Concavodontinae is an extinct subfamily of prehistoric bivalves in the family Praenuculidae.[1] Concavodontinae species lived from the middle Ordovician, Caradoc epoch through the late Ordovician Ashgill epoch.[2][3] Concavodontinae fossils are found in Europe and South America,[4] and species are though to have been stationary attached to substrate in shallow infaunal marine water envoronments where they formed shells of an aragonite composition.[2] The subfamily Concavodontinae was named by Teresa M. Sánchez in 1999.[4]


Concavodontinae is composed of three described genera and a total of five described species. The type genus Concavodonta is composed of three species found in Bavaria, France, and Argentina. The second genus, Emiliodonta, and third genus Hemiconcavodonta are both monotypic, and known only from the Argentine precordillera. Concavodonta is a small bivalve which was first described in 1972 by Claude Babin and Michel Melou.[4] The structuring of the shell in Concavodonta has been noted to be anomalous. While several specimens from other taxa, such as Praeleda costae and Ctenodonta have been found with occasional concavodont teeth, they are not typical. All genera in Concavodontinae are identified by the hinge displaying chevron shaped teeth where the concavity in the chevron faces the center of the hinge and the umbo. In both Concavodonta and Emiliodonta both the anterior and posterior rows of teeth in the shell face outwards away from the umbo. In Hemiconcavodonta only the posterior teeth are concavodont, while the anterior teeth are convexodont and thus facing away from the hinges center. Concavodontinae differs from the second subfamily in Praenuculidae, Praenuculinae, whose members are identified by tooth chevrons with concavities facing the outer edges of the shell and chevron points facing the umbo.[4]
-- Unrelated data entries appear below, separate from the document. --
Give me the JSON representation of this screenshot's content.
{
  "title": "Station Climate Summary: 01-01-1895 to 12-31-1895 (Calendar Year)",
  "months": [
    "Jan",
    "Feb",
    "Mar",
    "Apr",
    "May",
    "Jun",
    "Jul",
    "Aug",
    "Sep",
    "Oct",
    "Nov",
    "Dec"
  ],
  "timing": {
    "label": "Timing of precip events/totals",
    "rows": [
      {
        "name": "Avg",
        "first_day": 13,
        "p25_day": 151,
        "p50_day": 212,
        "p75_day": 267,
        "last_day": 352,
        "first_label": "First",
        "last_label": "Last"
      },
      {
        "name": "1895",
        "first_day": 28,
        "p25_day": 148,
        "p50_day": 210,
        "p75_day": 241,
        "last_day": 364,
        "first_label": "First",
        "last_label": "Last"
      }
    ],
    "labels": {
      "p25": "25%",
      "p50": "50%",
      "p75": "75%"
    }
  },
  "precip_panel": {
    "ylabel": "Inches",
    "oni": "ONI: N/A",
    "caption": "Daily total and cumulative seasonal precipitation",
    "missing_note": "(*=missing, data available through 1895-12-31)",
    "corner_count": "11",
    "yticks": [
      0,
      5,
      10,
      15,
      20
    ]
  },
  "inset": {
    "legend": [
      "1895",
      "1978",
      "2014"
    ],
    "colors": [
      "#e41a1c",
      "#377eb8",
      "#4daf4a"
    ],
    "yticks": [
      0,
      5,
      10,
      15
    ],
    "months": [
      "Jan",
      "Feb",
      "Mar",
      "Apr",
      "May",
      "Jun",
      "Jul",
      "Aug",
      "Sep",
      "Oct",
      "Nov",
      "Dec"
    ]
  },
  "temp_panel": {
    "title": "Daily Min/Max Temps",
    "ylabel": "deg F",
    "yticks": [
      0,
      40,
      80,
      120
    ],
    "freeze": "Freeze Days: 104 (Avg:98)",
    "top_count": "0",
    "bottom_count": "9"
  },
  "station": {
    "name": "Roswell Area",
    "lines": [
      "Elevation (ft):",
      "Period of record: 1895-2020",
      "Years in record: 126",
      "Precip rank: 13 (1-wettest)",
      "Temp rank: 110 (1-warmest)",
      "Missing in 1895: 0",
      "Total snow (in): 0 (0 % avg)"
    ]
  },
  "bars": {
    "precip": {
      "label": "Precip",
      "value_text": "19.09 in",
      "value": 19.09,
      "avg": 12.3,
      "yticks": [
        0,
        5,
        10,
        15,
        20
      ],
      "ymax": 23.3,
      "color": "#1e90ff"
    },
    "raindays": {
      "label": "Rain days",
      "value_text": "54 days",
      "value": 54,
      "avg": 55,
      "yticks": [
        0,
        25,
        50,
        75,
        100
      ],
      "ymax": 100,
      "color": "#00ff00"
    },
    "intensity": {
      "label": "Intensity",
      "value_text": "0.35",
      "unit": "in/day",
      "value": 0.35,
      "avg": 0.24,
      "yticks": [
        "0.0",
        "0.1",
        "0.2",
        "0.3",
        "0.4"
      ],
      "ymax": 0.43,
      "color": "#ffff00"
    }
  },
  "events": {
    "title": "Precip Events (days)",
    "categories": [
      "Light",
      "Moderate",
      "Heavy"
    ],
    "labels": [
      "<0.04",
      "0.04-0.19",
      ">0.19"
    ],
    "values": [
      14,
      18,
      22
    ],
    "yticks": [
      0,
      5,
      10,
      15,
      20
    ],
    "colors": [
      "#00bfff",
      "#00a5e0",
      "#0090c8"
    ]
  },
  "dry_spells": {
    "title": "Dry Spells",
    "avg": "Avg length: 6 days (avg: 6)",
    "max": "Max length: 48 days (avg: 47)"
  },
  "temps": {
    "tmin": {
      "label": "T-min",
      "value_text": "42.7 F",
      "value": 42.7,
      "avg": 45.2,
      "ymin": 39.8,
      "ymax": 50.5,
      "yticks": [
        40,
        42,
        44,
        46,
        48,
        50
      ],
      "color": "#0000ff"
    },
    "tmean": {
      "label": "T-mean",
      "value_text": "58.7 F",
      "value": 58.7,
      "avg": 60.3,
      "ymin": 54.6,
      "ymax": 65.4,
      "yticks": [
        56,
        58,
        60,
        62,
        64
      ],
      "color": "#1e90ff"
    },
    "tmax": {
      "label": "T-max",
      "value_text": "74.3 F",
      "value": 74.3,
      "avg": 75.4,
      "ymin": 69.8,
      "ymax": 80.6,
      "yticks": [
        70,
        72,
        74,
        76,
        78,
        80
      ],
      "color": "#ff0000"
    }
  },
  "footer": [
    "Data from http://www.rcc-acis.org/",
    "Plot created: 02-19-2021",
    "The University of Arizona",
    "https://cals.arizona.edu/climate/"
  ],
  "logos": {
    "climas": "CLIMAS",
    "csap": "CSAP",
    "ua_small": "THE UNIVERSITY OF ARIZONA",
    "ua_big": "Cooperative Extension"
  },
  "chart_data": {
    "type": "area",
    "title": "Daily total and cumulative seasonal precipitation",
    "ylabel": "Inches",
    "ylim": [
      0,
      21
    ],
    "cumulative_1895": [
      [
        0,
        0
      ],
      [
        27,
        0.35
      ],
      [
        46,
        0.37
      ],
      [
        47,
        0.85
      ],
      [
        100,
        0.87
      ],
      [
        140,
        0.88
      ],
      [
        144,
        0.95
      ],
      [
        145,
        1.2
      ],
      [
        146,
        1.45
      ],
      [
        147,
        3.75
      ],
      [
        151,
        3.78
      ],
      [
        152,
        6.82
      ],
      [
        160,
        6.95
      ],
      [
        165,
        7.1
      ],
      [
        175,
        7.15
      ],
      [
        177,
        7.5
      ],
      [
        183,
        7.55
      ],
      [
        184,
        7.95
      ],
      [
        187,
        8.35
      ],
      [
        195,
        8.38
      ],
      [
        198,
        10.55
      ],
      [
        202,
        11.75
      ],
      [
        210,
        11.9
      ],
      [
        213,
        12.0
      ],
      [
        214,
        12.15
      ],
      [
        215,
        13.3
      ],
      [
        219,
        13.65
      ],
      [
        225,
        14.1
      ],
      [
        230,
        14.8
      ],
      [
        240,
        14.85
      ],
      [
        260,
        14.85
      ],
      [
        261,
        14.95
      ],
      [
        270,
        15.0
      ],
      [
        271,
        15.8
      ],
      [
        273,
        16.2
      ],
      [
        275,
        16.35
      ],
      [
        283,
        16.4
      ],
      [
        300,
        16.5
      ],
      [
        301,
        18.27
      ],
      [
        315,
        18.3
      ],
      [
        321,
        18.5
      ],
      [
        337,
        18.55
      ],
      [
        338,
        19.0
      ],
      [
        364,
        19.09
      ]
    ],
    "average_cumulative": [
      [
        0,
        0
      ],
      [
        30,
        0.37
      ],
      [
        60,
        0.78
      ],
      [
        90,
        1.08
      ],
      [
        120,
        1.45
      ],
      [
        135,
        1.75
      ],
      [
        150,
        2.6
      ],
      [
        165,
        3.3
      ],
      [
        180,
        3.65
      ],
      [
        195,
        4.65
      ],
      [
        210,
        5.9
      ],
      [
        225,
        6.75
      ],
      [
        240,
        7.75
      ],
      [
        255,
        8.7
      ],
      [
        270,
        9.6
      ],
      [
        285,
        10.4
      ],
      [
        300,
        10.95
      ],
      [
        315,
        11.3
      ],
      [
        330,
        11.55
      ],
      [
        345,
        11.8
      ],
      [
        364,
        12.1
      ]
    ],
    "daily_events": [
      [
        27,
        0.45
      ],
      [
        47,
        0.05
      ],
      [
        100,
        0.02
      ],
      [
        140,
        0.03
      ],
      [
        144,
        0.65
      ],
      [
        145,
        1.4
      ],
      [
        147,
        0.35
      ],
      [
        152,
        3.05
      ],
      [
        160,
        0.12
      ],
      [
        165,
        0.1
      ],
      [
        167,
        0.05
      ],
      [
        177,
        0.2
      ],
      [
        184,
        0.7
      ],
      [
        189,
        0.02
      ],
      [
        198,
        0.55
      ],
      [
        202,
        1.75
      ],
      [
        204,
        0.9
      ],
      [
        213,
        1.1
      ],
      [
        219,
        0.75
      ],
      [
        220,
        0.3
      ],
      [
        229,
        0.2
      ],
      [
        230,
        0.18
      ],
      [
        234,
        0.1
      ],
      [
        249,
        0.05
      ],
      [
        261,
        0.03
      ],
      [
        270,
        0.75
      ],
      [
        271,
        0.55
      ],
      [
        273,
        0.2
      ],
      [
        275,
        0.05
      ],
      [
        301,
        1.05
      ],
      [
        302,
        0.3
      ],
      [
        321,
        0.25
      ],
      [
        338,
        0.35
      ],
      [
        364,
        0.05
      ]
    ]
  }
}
  1. ^ Carter, J.G.; et al. (2011). "A Synoptical Classification of the Bivalvia (Mollusca)" (PDF). Paleontological Contributions. 4: 1–47. 
  2. ^ a b The Paleobiology Database Concavodontinae entry accessed 19 January 2012
  3. ^ The Paleobiology Database Concavodonta entry accessed 19 January 2012
  4. ^ a b c d Sánchez, T.M. (1999). "New Late Ordovician (Early Caradoc) Bivalves from the Sierra de Villicum (Argentine Precordillera)". Journal of Paleontology. 73 (1): 66–76. JSTOR 1306745.